Mes yeux s'accommodaient à l'obscurité, suffisamment en tout cas pour distinguer des formes sombres. Des cartons entassés en vrac. Des piles de tapis, quelques tabourets de bar, un miroir brisé. Apercevant mon reflet dans la glace, j'ai presque fait un bond en arrière. J'avais une entaille sur le front. Mon pantalon était déchiré aux genoux. Ma chemise était en lambeaux, on aurait dit l'Incroyable Hulk. J'étais barbouillé de suie, un vrai ramoneur.
Où aller?
Un escalier. Il devait y avoir un escalier quelque part. J'ai avancé à tâtons, dans une sorte de danse spasmodique, ma jambe gauche me guidant à la manière d'une canne blanche. Du verre brisé a crissé sous mon pied. J'ai continué.
J'ai entendu comme un grommellement, et une pile de tapis géante s'est dressée sur mon chemin. Quelque chose ressemblant à une main d'outre-tombe s'est tendu dans ma direction. J'ai réprimé un cri.

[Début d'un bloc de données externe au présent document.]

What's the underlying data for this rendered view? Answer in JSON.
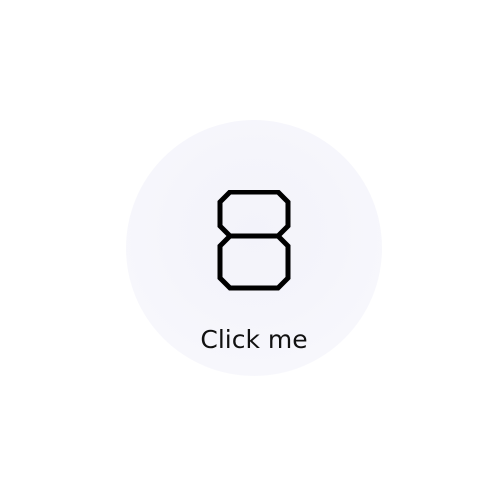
{
  "button": {
    "digit": "8",
    "digit_icon": "seven-segment-digit-8",
    "label": "Click me",
    "background_color": "#f5f5fb",
    "text_color": "#111111",
    "digit_color": "#000000"
  }
}
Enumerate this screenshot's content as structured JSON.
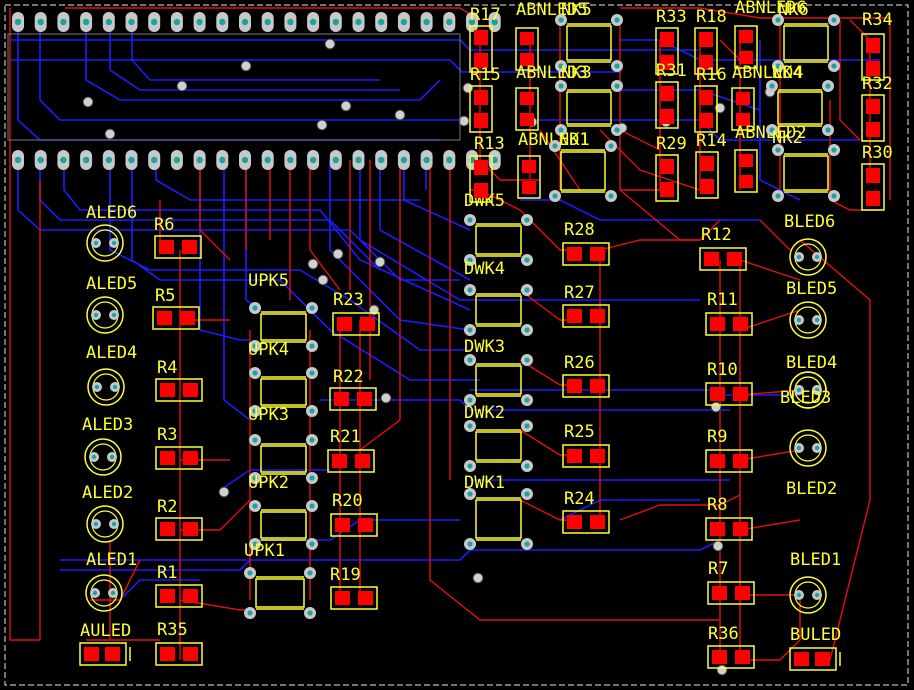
{
  "colors": {
    "background": "#000000",
    "outline": "#9a9a9a",
    "silkscreen": "#ffff33",
    "top_trace": "#e01010",
    "bottom_trace": "#1c1cff",
    "smd_pad": "#ff0000",
    "th_pad": "#c8c8c8",
    "drill": "#1aa3a3",
    "via": "#d0d0d0"
  },
  "chip_pins": 22,
  "labels": {
    "AULED": "AULED",
    "R35": "R35",
    "ALED1": "ALED1",
    "R1": "R1",
    "ALED2": "ALED2",
    "R2": "R2",
    "ALED3": "ALED3",
    "R3": "R3",
    "ALED4": "ALED4",
    "R4": "R4",
    "ALED5": "ALED5",
    "R5": "R5",
    "ALED6": "ALED6",
    "R6": "R6",
    "UPK1": "UPK1",
    "UPK2": "UPK2",
    "UPK3": "UPK3",
    "UPK4": "UPK4",
    "UPK5": "UPK5",
    "R19": "R19",
    "R20": "R20",
    "R21": "R21",
    "R22": "R22",
    "R23": "R23",
    "DWK1": "DWK1",
    "DWK2": "DWK2",
    "DWK3": "DWK3",
    "DWK4": "DWK4",
    "DWK5": "DWK5",
    "R24": "R24",
    "R25": "R25",
    "R26": "R26",
    "R27": "R27",
    "R28": "R28",
    "R7": "R7",
    "R8": "R8",
    "R9": "R9",
    "R10": "R10",
    "R11": "R11",
    "R12": "R12",
    "R36": "R36",
    "BLED1": "BLED1",
    "BLED2": "BLED2",
    "BLED3": "BLED3",
    "BLED4": "BLED4",
    "BLED5": "BLED5",
    "BLED6": "BLED6",
    "BULED": "BULED",
    "R13": "R13",
    "R14": "R14",
    "R15": "R15",
    "R16": "R16",
    "R17": "R17",
    "R18": "R18",
    "R29": "R29",
    "R30": "R30",
    "R31": "R31",
    "R32": "R32",
    "R33": "R33",
    "R34": "R34",
    "ABNLED1": "ABNLED1",
    "ABNLED2": "ABNLED2",
    "ABNLED3": "ABNLED3",
    "ABNLED4": "ABNLED4",
    "ABNLED5": "ABNLED5",
    "ABNLED6": "ABNLED6",
    "NK1": "NK1",
    "NK2": "NK2",
    "NK3": "NK3",
    "NK4": "NK4",
    "NK5": "NK5",
    "NK6": "NK6"
  }
}
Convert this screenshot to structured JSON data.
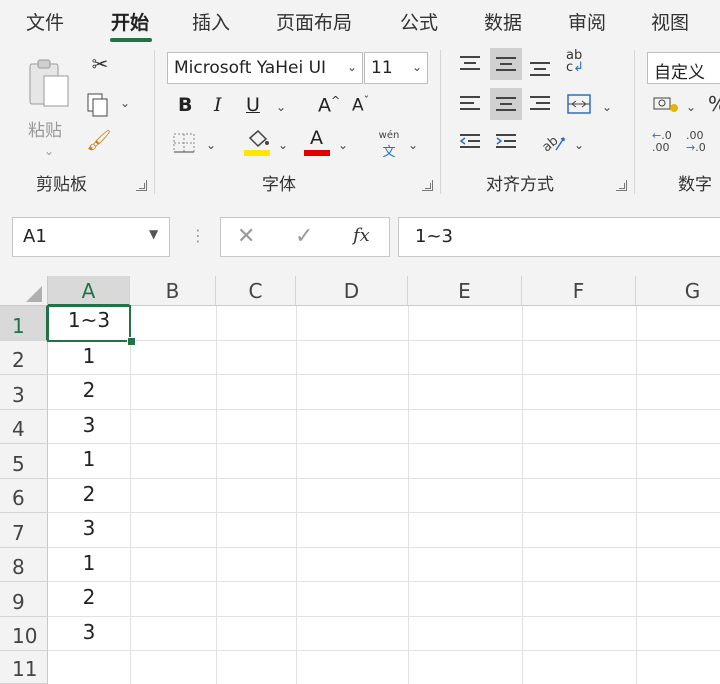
{
  "tabs": [
    {
      "label": "文件",
      "active": false
    },
    {
      "label": "开始",
      "active": true
    },
    {
      "label": "插入",
      "active": false
    },
    {
      "label": "页面布局",
      "active": false
    },
    {
      "label": "公式",
      "active": false
    },
    {
      "label": "数据",
      "active": false
    },
    {
      "label": "审阅",
      "active": false
    },
    {
      "label": "视图",
      "active": false
    }
  ],
  "ribbon": {
    "clipboard": {
      "paste_label": "粘贴",
      "group_label": "剪贴板"
    },
    "font": {
      "font_name": "Microsoft YaHei UI",
      "font_size": "11",
      "group_label": "字体",
      "phonetic_top": "wén",
      "phonetic_bottom": "文",
      "grow_label": "A",
      "shrink_label": "A",
      "bold": "B",
      "italic": "I",
      "underline": "U",
      "font_color_label": "A"
    },
    "alignment": {
      "group_label": "对齐方式"
    },
    "number": {
      "format": "自定义",
      "group_label": "数字"
    }
  },
  "formula_bar": {
    "name_box": "A1",
    "formula": "1~3",
    "fx_label": "fx"
  },
  "colors": {
    "accent": "#217346",
    "fill_yellow": "#ffe600",
    "font_red": "#e00000"
  },
  "columns": [
    "A",
    "B",
    "C",
    "D",
    "E",
    "F",
    "G"
  ],
  "rows": [
    "1",
    "2",
    "3",
    "4",
    "5",
    "6",
    "7",
    "8",
    "9",
    "10",
    "11"
  ],
  "cells_col_a": [
    "1~3",
    "1",
    "2",
    "3",
    "1",
    "2",
    "3",
    "1",
    "2",
    "3",
    ""
  ],
  "selected_cell": "A1"
}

— Himmler aime les steaks de thon! a-t-on hurlé.
L'homme — on voyait à présent que c'était sans conteste un homme — a entrepris de se relever. C'était un grand Noir avec une barbe si blanche et si cotonneuse qu'on l'aurait cru en train de manger une brebis.

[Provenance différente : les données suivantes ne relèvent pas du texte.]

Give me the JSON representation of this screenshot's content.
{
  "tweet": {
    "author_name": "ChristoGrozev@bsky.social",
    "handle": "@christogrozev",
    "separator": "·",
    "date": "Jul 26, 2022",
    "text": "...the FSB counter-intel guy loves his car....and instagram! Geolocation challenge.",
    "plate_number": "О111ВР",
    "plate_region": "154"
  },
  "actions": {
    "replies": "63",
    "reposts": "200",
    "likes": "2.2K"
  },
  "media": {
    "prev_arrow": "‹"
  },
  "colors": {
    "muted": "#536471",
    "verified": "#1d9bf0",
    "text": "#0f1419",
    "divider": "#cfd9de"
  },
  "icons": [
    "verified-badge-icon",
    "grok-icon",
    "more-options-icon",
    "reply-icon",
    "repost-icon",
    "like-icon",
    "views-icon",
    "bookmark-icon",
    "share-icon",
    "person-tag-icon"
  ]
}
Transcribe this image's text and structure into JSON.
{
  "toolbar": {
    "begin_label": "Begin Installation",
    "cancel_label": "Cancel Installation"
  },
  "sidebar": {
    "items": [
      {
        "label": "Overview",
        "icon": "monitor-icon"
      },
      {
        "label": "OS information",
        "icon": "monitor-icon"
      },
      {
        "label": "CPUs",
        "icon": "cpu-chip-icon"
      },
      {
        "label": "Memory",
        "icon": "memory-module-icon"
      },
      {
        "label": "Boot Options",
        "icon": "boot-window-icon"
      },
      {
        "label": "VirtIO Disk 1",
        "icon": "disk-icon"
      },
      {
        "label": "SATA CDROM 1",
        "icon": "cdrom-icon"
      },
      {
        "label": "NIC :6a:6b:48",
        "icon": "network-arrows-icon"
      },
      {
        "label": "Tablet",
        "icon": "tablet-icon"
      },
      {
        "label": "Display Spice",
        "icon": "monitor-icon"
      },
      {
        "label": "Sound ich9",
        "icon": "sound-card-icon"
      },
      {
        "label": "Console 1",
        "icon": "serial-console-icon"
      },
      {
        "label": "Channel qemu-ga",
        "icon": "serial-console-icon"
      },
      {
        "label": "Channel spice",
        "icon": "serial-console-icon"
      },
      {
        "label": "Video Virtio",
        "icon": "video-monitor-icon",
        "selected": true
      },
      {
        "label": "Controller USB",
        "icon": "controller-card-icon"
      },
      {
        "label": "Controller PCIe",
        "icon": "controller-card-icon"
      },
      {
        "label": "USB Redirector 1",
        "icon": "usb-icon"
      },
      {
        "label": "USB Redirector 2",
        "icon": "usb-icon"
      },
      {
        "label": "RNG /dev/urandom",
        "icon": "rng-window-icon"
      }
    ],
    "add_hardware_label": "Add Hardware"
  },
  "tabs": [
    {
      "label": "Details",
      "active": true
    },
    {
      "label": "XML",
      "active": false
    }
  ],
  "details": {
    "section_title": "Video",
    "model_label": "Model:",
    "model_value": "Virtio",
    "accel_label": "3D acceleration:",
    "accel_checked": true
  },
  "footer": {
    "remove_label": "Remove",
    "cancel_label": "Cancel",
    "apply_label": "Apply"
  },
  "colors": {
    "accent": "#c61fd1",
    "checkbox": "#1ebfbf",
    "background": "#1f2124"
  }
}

— Tu m'entends? Tu entends ce que je te dis?
Il a fait un pas vers moi. J'ai eu un mouvement de recul.
— Himmler! Il aime les steaks de thon!
Le barbu était manifestement contrarié. Il a brandi le poing dans ma direction. Je me suis écarté sans réfléchir. Son poing s'est propulsé en avant avec tant de force — et peut-être d'alcool — qu'il a perdu l'équilibre. Il s'est étalé à plat ventre. Je n'ai pas demandé mon reste. J'ai trouvé l'escalier et l'ai monté quatre à quatre.

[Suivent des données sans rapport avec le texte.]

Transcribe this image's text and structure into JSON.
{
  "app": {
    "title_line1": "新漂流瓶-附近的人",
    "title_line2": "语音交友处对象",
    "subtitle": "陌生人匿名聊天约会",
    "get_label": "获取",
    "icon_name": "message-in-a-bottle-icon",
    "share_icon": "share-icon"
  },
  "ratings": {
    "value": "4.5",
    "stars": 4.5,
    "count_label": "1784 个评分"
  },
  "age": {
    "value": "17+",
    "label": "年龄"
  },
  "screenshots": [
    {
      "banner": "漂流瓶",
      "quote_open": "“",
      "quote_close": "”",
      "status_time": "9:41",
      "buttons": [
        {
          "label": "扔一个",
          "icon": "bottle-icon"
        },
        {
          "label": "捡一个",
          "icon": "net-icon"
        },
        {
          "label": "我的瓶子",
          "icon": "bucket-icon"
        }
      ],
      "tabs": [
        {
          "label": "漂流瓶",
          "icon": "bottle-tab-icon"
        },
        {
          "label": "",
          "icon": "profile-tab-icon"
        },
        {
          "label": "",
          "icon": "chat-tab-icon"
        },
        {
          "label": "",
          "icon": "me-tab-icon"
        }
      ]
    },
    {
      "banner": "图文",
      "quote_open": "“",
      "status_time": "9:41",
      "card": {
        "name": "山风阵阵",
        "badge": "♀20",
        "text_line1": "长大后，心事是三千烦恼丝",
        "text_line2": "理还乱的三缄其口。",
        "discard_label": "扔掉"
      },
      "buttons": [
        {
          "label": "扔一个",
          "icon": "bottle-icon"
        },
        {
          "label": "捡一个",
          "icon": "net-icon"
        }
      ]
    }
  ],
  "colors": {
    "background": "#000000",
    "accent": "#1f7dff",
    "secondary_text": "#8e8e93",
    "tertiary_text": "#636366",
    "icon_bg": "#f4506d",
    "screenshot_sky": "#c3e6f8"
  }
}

La porte était fermée à clé.
— Himmler!
Il faisait du bruit, beaucoup trop de bruit. J'ai poussé sur la porte. Rien à faire.
— Tu m'entends? Tu entends ce que je te dis?
J'ai perçu un grincement. Je me suis retourné pour voir une chose qui m'a glacé le sang.
La lumière du jour.
Quelqu'un avait ouvert la porte donnant sur la rue.
— Qui est là?
Une voix autoritaire. Le faisceau d'une torche s'est mis à danser sur le sol. Il a atteint le barbu.
— Himmler aime les steaks de thon!
— C'est toi, le vieux, qui es en train de brailler?
— Tu m'entends?
J'ai calé mon épaule contre la porte, pesant de tout mon poids. Le montant a commencé à craquer. L'image d'Elizabeth a surgi devant mes yeux — celle de l'ordinateur —, le bras levé, le regard qui me faisait signe. J'ai poussé un peu plus fort.
La porte a cédé.
Je me suis écroulé sur le sol du rez-de-chaussée, non loin de l'entrée de l'immeuble.
Et maintenant?
Les flics étaient tout près — j'entendais la radio grésiller — et l'un d'eux interviewait à présent le biographe de Himmler. Le temps pressait. J'avais besoin d'aide.
Mais à qui m'adresser?
Je ne pouvais pas appeler Shauna. La police devait être pendue à ses basques. Pareil pour Linda. Et Hester insisterait pour que je me livre.
On était en train d'ouvrir la porte d'entrée.
Je me suis précipité dans le couloir. Le sol était en lino, sale. Les portes étaient toutes métalliques. Pour toute décoration, une peinture écaillée. J'ai poussé la porte de la sortie de secours et grimpé l'escalier d'incendie. Arrivé au troisième, je suis entré.
Une vieille femme se tenait dans le couloir.
À ma surprise, elle était blanche. Elle avait dû entendre le vacarme et était sortie pour voir ce qui se passait. Je me suis figé. Compte tenu de la distance entre elle et sa porte ouverte, je pouvais foncer…
Oserais-je? Oserais-je aller jusque-là pour m'en tirer?
Je l'ai regardée. Elle m'a regardé. Puis elle a sorti un pistolet.
Oh, nom de Dieu…
— Qu'est-ce que vous voulez? a-t-elle demandé.
Et je me suis entendu répondre:
— Pourrais-je utiliser votre téléphone, s'il vous plaît?
Elle n'a pas sourcillé.
— Vingt dollars.
J'ai fouillé dans mon portefeuille, lui ai tendu les billets. La vieille dame a hoché la tête et m'a fait entrer. L'appartement était minuscule, bien tenu. Avec de la dentelle sur tous les fauteuils, sur toutes les tables en bois foncé.
— Par ici, a-t-elle fait.
Le téléphone était à cadran. J'ai glissé le doigt dans les trous. C'est drôle. Jamais je n'avais appelé ce numéro-là — je m'y étais toujours refusé — et pourtant je le connaissais par cœur. De quoi régaler n'importe quel psy. Après avoir fini de composer le numéro, j'ai attendu.
Deux sonneries plus tard, une voix a dit:
— Ouais.
— Tyrese? C'est le Dr Beck. J'ai besoin de votre aide.